Marriages between Muslims and non Muslims is prohibited under Islamic law, except in certain limited circumstances. Malaysian Islamic law is even more limited than some other schools of Islamic law. International human rights norms however suggest that the prohibition and criminalisation of interfaith marriages is an unreasonable restriction on the rights of men and women to marry and found a family.
Under Islamic law, as I understand it, a Muslim woman can only marry a Muslim man. However, a Muslim man can marry a Muslim woman or a Kitabiyyah. See for example section 10 of the Islamic Family Law (Federal Territories) Act 1984:-
Section 10. Persons of other religions.
(1) No man shall marry a non-Muslim except a Kitabiyah.

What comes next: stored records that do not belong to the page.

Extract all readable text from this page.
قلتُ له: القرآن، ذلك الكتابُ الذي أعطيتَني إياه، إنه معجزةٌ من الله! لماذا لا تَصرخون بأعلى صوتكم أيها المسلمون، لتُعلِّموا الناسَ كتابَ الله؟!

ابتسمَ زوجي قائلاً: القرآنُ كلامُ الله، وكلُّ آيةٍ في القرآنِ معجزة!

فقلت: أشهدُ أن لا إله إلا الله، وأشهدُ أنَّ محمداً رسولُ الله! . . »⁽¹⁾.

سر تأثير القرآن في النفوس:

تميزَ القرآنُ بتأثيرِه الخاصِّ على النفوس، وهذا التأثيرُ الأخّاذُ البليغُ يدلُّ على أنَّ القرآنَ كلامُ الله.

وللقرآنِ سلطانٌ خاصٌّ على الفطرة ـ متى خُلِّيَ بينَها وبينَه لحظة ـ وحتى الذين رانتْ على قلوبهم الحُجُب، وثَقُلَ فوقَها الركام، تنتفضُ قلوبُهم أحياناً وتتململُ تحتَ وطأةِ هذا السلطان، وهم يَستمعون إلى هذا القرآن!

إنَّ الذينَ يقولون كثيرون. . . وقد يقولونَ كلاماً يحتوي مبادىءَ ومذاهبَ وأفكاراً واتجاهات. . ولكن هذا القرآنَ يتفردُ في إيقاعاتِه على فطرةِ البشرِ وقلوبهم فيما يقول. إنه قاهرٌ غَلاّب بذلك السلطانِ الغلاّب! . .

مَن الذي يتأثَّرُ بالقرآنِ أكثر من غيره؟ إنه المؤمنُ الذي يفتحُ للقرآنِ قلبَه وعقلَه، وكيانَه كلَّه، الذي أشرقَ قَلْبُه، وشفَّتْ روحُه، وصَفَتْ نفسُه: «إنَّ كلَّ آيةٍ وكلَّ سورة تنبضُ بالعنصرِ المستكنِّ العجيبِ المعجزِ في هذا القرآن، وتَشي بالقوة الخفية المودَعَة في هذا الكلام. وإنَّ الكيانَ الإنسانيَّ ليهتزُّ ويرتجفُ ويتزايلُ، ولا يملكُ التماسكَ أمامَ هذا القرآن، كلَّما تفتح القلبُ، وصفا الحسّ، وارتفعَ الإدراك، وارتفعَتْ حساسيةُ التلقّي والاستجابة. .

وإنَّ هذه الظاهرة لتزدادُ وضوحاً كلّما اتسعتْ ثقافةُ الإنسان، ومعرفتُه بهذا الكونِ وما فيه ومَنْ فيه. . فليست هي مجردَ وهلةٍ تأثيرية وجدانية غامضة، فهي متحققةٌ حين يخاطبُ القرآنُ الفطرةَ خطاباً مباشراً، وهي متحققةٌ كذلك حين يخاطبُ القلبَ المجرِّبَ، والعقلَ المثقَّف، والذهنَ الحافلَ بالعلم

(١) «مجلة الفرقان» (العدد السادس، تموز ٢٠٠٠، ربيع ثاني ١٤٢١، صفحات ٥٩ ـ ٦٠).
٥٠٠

(2) No woman shall marry a non-Muslim.
A Kitabiyyah is generally regarded as a Person of the Book i.e. a Jew or a Christian. Traditional commentators discourage marriages between Muslims and non Muslims, although there is a divergence of views on when it is allowed and what restrictions are placed on the general rule above. See for example Abdur Rahman I’ Doi.
Most Malaysian State Syariah legislation, following the Shafie school, puts a slight gloss on the above rule. The following is the definition of a Kitabiyyah taken from the FT legislation:-
Kitabiyah means –
(a) a woman whose ancestors were from the Bani Ya’qub; or
(b) a Christian woman whose ancestors were Christians before the prophethood of the Prophet Muhammad; or
(c) a Jewess whose ancestors were Jews before the prophethood of the Prophet ‘Isa;
*Prophet ‘Isa is of course Christ to Christians. As I understand it, Bani Ya’qub are the descendants of the Prophet Ya’qub (Jacob To the Christians?), who had 12 sons who formed the 12 tribes of Israel.
(Incidentally, this means only Malayalee Christians in Malaysia – the Mar Thomites and the Syrian Christians – would probably comply with this requirement).
Some States do not have this provision at all, instead only allowing Muslims to marry Muslims. (I recently learnt that Sarawak only permits a Muslim to marry another Muslim, whether you are a man or a woman.)
An interesting discussion on this, which also shows this Malaysian definition of a Kitabiyyah is perhaps unique to the Shafie school can be seen in the English Court of Appeal decision in U Viswalingam v S Viswalingam  1 MLJ 10.
Malaysian civil law
The Malaysian Law Reform (Marriage and Divorce) Act 1976 does not apply to Muslims (section 3). Hence, in Malaysia there is no means for a Muslim to marry a non Muslim under the civil law. In fact, the Muslim who goes through a marriage or even cohabits with a non Muslim runs the risk of falling foul of a number of offences under State Syariah criminal law prohibiting fornication (zina) and close proximity (khalwat).
This position is of course contrasted with the position in India and Singapore where by the Special Marriage Act of 1958 and the Woman’s Charter respectively, a Muslim and a non Muslim can lawfully marry. In both countries, if two Muslims are getting married to each other, their marriage is solemnised under Islamic law. It is noteworthy that the famous Bollywood actor Shah Rukh Khan, a Muslim, and his Hindu wife Gauri have been happily married since 1991.
International human rights norms
In addition to the protections for religious freedom and equality under the law, there are specific protections for the human right, in of itself, to found a family.
For example, the Universal Declaration of Human Rights provides that “Men and women of full age, without any limitation due to race, nationality or religion, have the right to marry and to found a family. They are entitled to equal rights as to marriage, during marriage and at its dissolution.”: Article 16(1)
Article 23(2) of the International Covenant on Civil and Political Rights provides that “The right of men and women of marriageable age to marry and found a family shall be recognized”. Although the Human Rights Committee of the United Nations in General Comment No. 19 does not explicitly state that this provision requires the State to ensure the right to persons of differing religions to marry, it does state that “the right to freedom of thought, conscience and religion implies that the legislation of each State should provide for the possibility of both religious and civil marriages.”
It is also interesting that in the USA, the equality clause of the US Bill of Rights has been held to prohibit the criminalisation of marriages between difference races: see the US Supreme Court decision of Richard Perry Loving et. ux v Virginia (1967) 388 US 1, 18 L Ed 2d 1010 (now dramatised in the Hallmark production “Mr & Mrs Loving”). There does not seem to be any case on interfaith marriages. However, the current dispute in the US on the legality of same gender marriages and how it is ultimately resolved will no doubt be of relevance to this issue.
It seems clear, however, based on a simple reading of the provisions of the UDHR and ICCPR that to restrict the right of two consenting adults to live together and to found a family merely because of their differing religions is contrary to the rights of equality under the law, the right of religious freedom and the right to found a family contained within international human rights norms.